Merrill Lynch & Co. Inc. reports that its latest fund manager survey shows a slight improvement in investor sentiment, but that that they also want to see governments provide further fiscal stimulus.

Investor sentiment has stepped back from the brink of despair, but more than a third of investors want to see greater fiscal stimulus, according to Merrill Lynch’s Survey of Fund Managers for December.

It reports that while 88% of the panel believe that the world economy is in recession, December’s survey contains evidence that the rate of deterioration is slowing. The net balance of investors who expect the global economy to worsen in the coming year has fallen to 36%, down from 60% in October. More than a quarter of respondents believe the economy will strengthen in 2009, it adds.

Cash levels now average 5.5%, up from 5.1% in November, the firms says, adding that this is the highest level since 2001. Furthermore, a widespread perception exists that stocks are cheap, both in absolute terms and relative to bonds, it adds.

The proportion of investors who view monetary policy as too restrictive has tumbled to 29% from 68% in October, Merrill says. However, 37% of investors believe that fiscal policy is too restrictive, suggesting further stimulus dollars are needed before investors will commit cash.

“Market sentiment, high cash levels and the prospect of U.S. fiscal stimulus in January point to a possible New Year rally in equities,” said Gary Baker, head of EMEA equity strategy at Merrill Lynch. “It suggests that going into 2009 with textbook defensive positions in a small number of sectors could be dangerous.”

For the third successive month, a majority of fund managers believe equities are undervalued, it notes. But survey data also finds that many fund managers still prefer bonds to stocks, with 21% of asset allocators overweight bonds in December, compared with 7% in November.

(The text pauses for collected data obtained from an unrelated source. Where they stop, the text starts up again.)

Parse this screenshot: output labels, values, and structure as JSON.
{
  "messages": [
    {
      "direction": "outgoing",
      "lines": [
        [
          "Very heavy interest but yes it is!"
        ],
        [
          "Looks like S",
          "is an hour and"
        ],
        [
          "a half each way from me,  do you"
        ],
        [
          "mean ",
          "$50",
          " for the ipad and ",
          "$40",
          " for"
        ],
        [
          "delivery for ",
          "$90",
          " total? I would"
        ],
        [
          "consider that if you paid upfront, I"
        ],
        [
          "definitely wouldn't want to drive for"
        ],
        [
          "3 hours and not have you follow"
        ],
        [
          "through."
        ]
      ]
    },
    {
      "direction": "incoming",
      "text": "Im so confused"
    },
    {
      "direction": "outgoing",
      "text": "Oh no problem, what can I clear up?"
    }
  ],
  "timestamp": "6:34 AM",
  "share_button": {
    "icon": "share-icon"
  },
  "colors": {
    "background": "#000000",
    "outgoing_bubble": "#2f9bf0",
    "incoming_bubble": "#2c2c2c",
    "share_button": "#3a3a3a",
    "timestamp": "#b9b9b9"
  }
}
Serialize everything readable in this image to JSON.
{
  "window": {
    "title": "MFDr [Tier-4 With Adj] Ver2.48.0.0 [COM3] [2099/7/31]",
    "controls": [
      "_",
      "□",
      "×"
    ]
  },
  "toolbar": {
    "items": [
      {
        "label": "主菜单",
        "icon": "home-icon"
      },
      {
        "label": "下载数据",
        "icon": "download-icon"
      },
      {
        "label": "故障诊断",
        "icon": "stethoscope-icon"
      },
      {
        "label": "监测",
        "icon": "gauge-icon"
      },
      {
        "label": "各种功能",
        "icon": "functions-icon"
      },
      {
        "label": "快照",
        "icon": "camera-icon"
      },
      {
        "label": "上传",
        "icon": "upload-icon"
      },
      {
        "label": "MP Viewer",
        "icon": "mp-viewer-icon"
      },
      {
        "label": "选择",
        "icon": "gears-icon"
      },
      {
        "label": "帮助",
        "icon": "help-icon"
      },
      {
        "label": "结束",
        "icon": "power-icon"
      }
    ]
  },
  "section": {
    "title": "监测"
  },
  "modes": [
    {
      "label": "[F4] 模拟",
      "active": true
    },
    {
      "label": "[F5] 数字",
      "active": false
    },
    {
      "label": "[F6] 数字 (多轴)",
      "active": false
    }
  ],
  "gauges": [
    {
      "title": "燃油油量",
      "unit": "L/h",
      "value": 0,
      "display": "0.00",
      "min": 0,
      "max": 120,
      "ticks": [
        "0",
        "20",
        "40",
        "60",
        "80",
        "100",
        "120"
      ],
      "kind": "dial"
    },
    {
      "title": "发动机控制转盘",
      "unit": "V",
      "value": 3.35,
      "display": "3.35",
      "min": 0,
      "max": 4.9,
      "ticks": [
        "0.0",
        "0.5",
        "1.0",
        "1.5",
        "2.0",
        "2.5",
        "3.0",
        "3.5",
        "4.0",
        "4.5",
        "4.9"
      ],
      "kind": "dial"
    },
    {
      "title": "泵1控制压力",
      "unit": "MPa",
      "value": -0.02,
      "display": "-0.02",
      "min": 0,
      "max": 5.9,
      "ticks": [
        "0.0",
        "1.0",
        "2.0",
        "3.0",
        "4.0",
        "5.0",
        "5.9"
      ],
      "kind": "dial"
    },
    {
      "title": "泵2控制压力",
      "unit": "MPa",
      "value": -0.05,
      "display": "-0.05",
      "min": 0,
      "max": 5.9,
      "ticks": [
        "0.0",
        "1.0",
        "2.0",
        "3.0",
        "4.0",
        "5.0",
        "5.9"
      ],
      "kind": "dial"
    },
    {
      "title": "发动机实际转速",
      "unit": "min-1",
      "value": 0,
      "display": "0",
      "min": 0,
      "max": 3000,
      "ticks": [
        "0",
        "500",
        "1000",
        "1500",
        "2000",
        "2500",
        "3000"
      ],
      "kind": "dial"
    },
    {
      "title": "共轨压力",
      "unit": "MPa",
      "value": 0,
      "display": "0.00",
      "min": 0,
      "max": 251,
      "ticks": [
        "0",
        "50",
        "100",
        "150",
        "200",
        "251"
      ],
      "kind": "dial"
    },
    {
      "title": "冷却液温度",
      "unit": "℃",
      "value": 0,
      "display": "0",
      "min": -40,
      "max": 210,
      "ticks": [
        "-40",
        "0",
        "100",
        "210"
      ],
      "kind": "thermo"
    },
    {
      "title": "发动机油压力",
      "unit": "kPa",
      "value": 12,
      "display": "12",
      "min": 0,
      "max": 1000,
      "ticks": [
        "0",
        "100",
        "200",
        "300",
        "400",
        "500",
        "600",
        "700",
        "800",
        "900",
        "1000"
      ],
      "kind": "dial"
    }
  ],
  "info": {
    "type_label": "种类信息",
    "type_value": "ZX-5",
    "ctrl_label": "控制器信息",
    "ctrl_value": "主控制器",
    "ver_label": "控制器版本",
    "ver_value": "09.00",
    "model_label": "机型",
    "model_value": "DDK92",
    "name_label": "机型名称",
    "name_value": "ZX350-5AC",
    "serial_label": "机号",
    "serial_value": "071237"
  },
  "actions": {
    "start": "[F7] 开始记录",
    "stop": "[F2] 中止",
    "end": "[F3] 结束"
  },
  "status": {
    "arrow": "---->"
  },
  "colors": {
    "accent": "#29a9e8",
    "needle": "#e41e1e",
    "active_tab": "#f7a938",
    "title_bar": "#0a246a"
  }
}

Following the recent sharp rally in government bonds, 42% of investors believe the asset class is overvalued.

Faced with lower growth and inflation, investors have further increased overweight positions in four global sectors, Merrill reports: healthcare, telecoms, utilities and consumer staples since November; also, 44% of asset allocators are overweight pharmaceuticals and 33% are overweight consumer staples.

European investors are starting to take profits in classically-defensive sectors, it notes. The regional survey shows that European managers are scaling back overweight positions in three defensive sectors in December. Respondents reduced overweight positions by 15% in healthcare, by 11% in food & beverage, and by 8% in utilities. They are yet to commit, however, to more cyclical industries that could be poised for a 2009 rally on any positive news.

“Without any fresh allocations to the deep cyclical sectors, investors could be caught wrong-footed and miss out on a potential bounce back in commodity prices and additional fiscal stimulus targeted at infrastructure,” said Karen Olney, lead European equities strategist at Merrill Lynch. “If the world economy has just experienced a heart attack, infrastructure spending could be the defibrillator that charges it back to life.”

The survey also found that 47% of global asset allocators say that oil is now undervalued after falling by more than 60% in three months. However, investors in Europe have continued moving out of basic resources and oil & gas; and 40% are underweight basic resources, a far cry from its net overweight of 36% in June.

Investors are instead putting their money into sectors they deem to offer relative value, Merrill says. The proportion of respondents who overweight insurance, the cheapest sector in Europe, jumped by 27% up to a net 29%. Telecoms, also among the cheapest sectors in the region, is closing on its all-time high in terms of popularity.

Equity allocations towards emerging markets have fallen to their lowest level since 2001, the firm said, as 17% of global asset allocators are underweight emerging market equities compared to 6% in November.

“It would now be a major surprise for global fund managers if emerging markets were to outperform U.S. equities in 2009,” said Michael Hartnett, chief emerging markets equity strategist at Merrill Lynch.

China remains by far the preferred choice of Asian equity investors and emerging market specialists, as 50% say they would want to overweight Chinese equities; this is despite the fact that eight out of 10 fund managers expect the Chinese economy to slow in 2009. “Ironically, the slowdown is indirectly making investors more bullish on China, thanks to the promise of policy stimulus and falling commodity prices,” said Hartnett.